OBJECTIVES: Peripheral artery disease (PAD), coronary artery disease (CAD) and carotid artery stenosis (CAS) are independently associated with increased mortality after abdominal aortic aneurysm (AAA) repair. However, the effect of concomitant atherosclerotic disease across multiple arterial beds is not well defined. This project aims to quantify the effect of systemic atherosclerosis on outcomes after open AAA repair (OAR).
METHODS: The Vascular Quality Initiative was queried from to 2012-2022 for elective OAR. Patients were identified as having PAD, CAD or CAS and stratified on the number of arterial beds involved (1 through 3). Primary outcomes included post-operative morbidity/ mortality. Multivariate analysis was performed to find associations with the primary outcomes.
RESULTS: Of the 4013 patients included, 3353 had atherosclerosis in one arterial bed, 600 in two beds and 60 in three beds. Across the cohort, 76.8% were men and mean age was 69.9. +/- 8.2 years. Patients with concomitant atherosclerotic disease in 3 arterial beds, versus 2 or 1 beds, were more likely to have hypertension (96.6% vs 94.8% vs 91.8%) and COPD (53.3% vs 41.0% vs 37.5%, p = .014). However, the frequency of other comorbidities such as smoking, diabetes and hemodialysis were comparable. Patients with disease in 3 arterial beds were more likely to be prescribed a P2Y inhibitor (40% vs 25.6% 17.2%, p <.001), however aspirin and statin utilization was similar preoperatively. Perioperative mortality and myocardial infarction rates were increaed in patients with atherosclerotic disease in 3 beds (18.3% vs 8.7% vs 5.3% p <.01; 11.7% vs 5.2% vs 3.7% p <.01 respectively). There was no difference in the 30-day reintervention rates. At follow-up (mean: 13 +/- 7.5 months), the mortality rate was also higher in patients with involvement of 3 arterial beds (21.1% vs 13.9% vs 10.4% p <.01). On multivariate analysis, co-concomitant atherosclerotic disease in two or more arterial beds was independently associated with higher perioperative mortality (HR 2.3, 95% 95% CI 1.1-4.7, p <.03) and MI (HR 2.24, 95% CI 1.2-4.9, p = .01).

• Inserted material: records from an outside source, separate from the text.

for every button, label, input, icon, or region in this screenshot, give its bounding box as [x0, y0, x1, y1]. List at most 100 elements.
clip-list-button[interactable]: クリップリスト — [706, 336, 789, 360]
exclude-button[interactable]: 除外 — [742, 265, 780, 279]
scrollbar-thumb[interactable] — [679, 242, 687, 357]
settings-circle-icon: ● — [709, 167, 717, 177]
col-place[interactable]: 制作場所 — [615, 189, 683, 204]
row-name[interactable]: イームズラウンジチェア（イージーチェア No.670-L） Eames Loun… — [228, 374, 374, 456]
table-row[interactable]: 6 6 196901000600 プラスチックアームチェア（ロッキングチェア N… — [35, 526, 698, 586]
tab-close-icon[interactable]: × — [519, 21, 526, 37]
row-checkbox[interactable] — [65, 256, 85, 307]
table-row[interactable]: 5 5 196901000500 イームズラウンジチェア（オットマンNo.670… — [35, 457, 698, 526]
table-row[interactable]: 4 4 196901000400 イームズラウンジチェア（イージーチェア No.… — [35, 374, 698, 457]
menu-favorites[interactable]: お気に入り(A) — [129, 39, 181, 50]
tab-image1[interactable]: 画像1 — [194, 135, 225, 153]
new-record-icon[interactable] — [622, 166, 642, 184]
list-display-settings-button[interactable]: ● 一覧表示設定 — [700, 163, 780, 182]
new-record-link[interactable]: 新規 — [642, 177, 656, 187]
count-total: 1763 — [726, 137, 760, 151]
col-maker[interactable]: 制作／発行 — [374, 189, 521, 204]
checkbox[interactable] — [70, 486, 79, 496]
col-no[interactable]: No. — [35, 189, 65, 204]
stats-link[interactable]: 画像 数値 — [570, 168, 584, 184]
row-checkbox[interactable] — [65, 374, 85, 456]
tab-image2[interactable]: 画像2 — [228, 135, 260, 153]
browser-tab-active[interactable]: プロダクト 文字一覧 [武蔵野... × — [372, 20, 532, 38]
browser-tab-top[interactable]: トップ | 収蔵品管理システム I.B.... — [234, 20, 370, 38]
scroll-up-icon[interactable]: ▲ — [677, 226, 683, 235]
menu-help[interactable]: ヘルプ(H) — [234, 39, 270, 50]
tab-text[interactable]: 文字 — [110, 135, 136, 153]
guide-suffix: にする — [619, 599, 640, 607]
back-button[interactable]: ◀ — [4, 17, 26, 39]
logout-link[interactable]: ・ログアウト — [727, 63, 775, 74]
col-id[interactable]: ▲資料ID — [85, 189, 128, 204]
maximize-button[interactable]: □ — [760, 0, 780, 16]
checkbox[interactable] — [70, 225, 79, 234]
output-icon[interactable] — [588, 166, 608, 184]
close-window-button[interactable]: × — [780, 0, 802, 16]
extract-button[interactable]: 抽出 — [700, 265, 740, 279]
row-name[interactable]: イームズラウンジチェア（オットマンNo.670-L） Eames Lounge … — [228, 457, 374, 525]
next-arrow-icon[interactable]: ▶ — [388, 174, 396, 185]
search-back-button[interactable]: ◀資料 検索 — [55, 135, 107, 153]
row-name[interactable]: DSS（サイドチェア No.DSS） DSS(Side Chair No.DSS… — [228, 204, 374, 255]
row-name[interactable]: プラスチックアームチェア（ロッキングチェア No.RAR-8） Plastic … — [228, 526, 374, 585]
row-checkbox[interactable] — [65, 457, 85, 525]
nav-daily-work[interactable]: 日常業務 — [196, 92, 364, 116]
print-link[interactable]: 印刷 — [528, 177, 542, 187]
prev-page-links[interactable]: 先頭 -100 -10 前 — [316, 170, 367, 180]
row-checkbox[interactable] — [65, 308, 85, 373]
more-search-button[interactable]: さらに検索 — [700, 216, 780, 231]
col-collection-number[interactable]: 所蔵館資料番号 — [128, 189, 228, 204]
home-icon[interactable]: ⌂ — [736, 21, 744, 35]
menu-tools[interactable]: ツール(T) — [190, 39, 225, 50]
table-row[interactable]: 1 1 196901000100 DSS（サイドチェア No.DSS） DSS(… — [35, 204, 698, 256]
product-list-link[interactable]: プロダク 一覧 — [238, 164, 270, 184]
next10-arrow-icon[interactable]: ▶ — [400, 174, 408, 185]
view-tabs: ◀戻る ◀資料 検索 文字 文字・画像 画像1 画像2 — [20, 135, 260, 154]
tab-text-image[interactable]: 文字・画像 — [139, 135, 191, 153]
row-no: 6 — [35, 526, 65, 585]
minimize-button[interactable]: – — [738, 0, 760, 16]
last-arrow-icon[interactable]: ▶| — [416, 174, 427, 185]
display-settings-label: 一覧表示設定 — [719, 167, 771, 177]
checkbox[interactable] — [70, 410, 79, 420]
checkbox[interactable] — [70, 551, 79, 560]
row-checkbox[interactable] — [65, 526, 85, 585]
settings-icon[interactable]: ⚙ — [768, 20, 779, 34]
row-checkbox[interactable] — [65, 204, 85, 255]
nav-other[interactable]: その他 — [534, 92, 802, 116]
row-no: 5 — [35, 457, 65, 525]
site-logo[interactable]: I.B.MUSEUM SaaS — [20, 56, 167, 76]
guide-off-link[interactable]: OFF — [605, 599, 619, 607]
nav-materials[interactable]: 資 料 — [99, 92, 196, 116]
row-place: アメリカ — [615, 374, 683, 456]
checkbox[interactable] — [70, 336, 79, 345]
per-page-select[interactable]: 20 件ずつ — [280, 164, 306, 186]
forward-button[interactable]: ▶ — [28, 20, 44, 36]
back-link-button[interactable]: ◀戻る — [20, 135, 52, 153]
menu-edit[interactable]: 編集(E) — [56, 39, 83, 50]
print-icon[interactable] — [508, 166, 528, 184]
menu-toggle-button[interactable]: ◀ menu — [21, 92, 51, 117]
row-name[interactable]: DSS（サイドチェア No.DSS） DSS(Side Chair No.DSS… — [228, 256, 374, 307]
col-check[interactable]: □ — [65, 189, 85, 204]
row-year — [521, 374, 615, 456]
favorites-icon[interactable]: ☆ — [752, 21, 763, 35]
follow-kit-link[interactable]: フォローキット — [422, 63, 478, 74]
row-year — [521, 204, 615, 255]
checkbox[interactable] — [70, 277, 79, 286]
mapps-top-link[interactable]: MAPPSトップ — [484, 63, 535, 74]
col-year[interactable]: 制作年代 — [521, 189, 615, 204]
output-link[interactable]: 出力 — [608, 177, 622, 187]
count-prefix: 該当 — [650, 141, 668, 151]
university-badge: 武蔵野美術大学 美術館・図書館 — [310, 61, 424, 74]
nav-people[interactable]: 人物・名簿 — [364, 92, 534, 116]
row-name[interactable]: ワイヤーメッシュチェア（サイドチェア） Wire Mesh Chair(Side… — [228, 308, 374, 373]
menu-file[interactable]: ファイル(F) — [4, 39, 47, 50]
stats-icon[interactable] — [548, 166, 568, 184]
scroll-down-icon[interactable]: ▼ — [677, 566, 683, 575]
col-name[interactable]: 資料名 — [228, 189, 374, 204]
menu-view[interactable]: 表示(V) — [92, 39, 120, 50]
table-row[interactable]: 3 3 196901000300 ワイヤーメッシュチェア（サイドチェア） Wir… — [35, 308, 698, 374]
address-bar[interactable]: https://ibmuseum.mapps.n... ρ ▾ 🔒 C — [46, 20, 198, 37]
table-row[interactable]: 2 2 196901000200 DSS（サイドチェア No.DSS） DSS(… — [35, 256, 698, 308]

CONCLUSIONS: In this review of patients with systemic manifestations of atherosclerosis undergoing OAR, coexisting disease in multiple arterial territories was associated with worse perioperative morbidity and mortality. Given the 18% mortality rate in patients with coronary, peripheral, and carotid artery disease, appropriate patient selection is critical.